“That’s how you carry out one of these plans,” Aaron said as if he hadn’t heard a thing. “You don’t parade down Main Street begging for attention from everyone you pass.”
“If you and your men could outrun the enforcers, then maybe we could have snuck in,” I said. “Vir’s faster and strong, too. He could have carried Jo while the rest of us ran.”
Aaron snapped his mouth closed.
“Leaving me out of the conversation would have been preferred,” Vir said quietly from the backseat, his voice calm. “I don’t believe I’ve done anything wrong.”
“Not yet,” I muttered.
“We could take the enforcers,” Aaron pointed out, still acting like neither Vir nor I had spoken. “We’re all re-armed, with proper ammunition and weapons. If we snuck in and took them out silently, they wouldn’t stand a chance.”
Earlier, blood-thirstier me had agreed with that idea. My wolf still did. She hated that anyone who touched our friend was going to be allowed to live. The rest of me didn’t.
“I want to give them a chance,” I said, rehashing the same argument again. “How many of them are acting in fear? Has Lars threatened their families? If Lars is removed from the picture, we’ll see who is acting out of fear and who was truly loyal to him.”
Personally, I suspected the split was about even. Some of the thugs who hung around with Lars had been Aldridge family sycophants for generations, and nothing would change their minds. Others were first-timers, and those I suspected had much weaker loyalties.
“Except we’re not planning to remove Lars from the picture,” Aaron said. “We’re here to rescue your friend. That’s all.”
“I know,” I said.
But if Lars gets in our path on the way out…
“The people of this town are just used to his family being the Alpha family,” I muttered. “If they could just see that better options existed…”
“Not our responsibility,” Aaron cautioned.
“I know. But it’s time for people to understand that those they ‘know’ to be their leaders might not be good people. By freeing Jo, we might be able to show them that without directly intervening.”
“Quite,” Aaron said.
I felt more than heard Vir’s reaction. A glance in the rearview mirror showed him smirking. “You have good instincts,” he said when he saw me looking. “That’s how you lead.”
I rolled my eyes. “Shut up, Vir. Keep working on how to sever our Soulbond.”
The god shut up, his eyes going flat.
Ignoring Aaron’s smirk, I got out of the truck. “Try not to kill each other while I’m gone,” I said before slamming the door closed on their replies.

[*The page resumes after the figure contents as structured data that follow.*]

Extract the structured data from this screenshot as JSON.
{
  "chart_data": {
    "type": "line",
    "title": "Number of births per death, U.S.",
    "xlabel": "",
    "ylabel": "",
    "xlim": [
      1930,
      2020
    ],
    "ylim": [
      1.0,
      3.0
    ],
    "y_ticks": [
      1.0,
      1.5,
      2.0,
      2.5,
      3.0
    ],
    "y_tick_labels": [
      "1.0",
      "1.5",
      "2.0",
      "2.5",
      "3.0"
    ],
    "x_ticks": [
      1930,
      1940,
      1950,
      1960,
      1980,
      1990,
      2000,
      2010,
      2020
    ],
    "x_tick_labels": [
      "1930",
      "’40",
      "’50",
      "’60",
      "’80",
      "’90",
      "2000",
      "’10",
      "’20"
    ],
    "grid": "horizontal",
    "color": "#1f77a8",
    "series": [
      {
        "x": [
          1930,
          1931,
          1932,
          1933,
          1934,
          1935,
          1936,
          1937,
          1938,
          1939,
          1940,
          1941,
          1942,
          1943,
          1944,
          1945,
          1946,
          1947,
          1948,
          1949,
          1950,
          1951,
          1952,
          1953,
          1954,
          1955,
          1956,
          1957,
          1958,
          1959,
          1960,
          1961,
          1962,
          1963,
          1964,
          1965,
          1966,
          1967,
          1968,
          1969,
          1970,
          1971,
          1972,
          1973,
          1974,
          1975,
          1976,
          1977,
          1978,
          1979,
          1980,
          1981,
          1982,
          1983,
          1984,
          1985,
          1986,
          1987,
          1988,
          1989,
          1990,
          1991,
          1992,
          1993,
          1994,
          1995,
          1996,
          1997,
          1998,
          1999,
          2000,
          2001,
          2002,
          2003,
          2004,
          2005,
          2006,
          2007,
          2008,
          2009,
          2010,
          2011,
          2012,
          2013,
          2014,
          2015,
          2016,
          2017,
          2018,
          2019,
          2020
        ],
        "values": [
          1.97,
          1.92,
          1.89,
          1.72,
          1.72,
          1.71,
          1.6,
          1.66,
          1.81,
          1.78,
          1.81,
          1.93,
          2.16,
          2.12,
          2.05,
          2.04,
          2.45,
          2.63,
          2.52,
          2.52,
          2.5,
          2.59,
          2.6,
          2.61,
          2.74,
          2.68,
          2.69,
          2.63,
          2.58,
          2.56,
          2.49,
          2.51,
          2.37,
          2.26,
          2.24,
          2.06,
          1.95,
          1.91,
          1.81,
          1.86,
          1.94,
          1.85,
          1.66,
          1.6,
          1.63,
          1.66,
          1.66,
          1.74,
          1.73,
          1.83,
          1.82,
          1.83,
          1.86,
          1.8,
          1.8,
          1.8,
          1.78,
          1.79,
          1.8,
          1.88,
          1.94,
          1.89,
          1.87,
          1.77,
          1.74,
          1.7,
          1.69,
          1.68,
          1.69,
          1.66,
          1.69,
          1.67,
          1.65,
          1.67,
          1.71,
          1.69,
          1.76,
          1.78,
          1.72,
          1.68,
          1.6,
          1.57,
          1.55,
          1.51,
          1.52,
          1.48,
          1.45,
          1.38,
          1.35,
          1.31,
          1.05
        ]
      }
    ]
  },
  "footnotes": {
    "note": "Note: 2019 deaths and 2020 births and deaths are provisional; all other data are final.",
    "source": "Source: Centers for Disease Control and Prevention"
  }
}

“How do some women do this?” I muttered to myself as I approached the house, seeing the second truck filled with Aaron’s team doing a U-turn in the driveway to point back down the lane while they waited.
Smart move,I thought, noticing Fred behind the wheel.
“Dani?”
I spun my head around to see Mr. Alustria, Jo’s father, standing in the doorway, only the screen storm door separating us. I’d not heard him approach.
“Hi, Mr. A,” I said with a wave of my hand, trying to act relaxed, even if my heart was thundering in my chest.
“Dani, what are you doing here? I thought you were dead?”
“Lars tell you that?” I asked, irritation filling me as I walked up to the door and paused in the light spilling down from overhead.
“Rumor got around,” Mr. A replied slowly. “You’ve changed your hair.”
I frowned, then looked down, remembering the chunky blue highlight I’d gotten just before I’d come back to Seguin the last time. “Right,” I said with a smile and a laugh that rang hollow and empty. “Yeah. You know how those rebellious streaks go sometimes.”
In truth, with everything that had happened since that night, I’d completely forgotten about the added color to my normally midnight locks.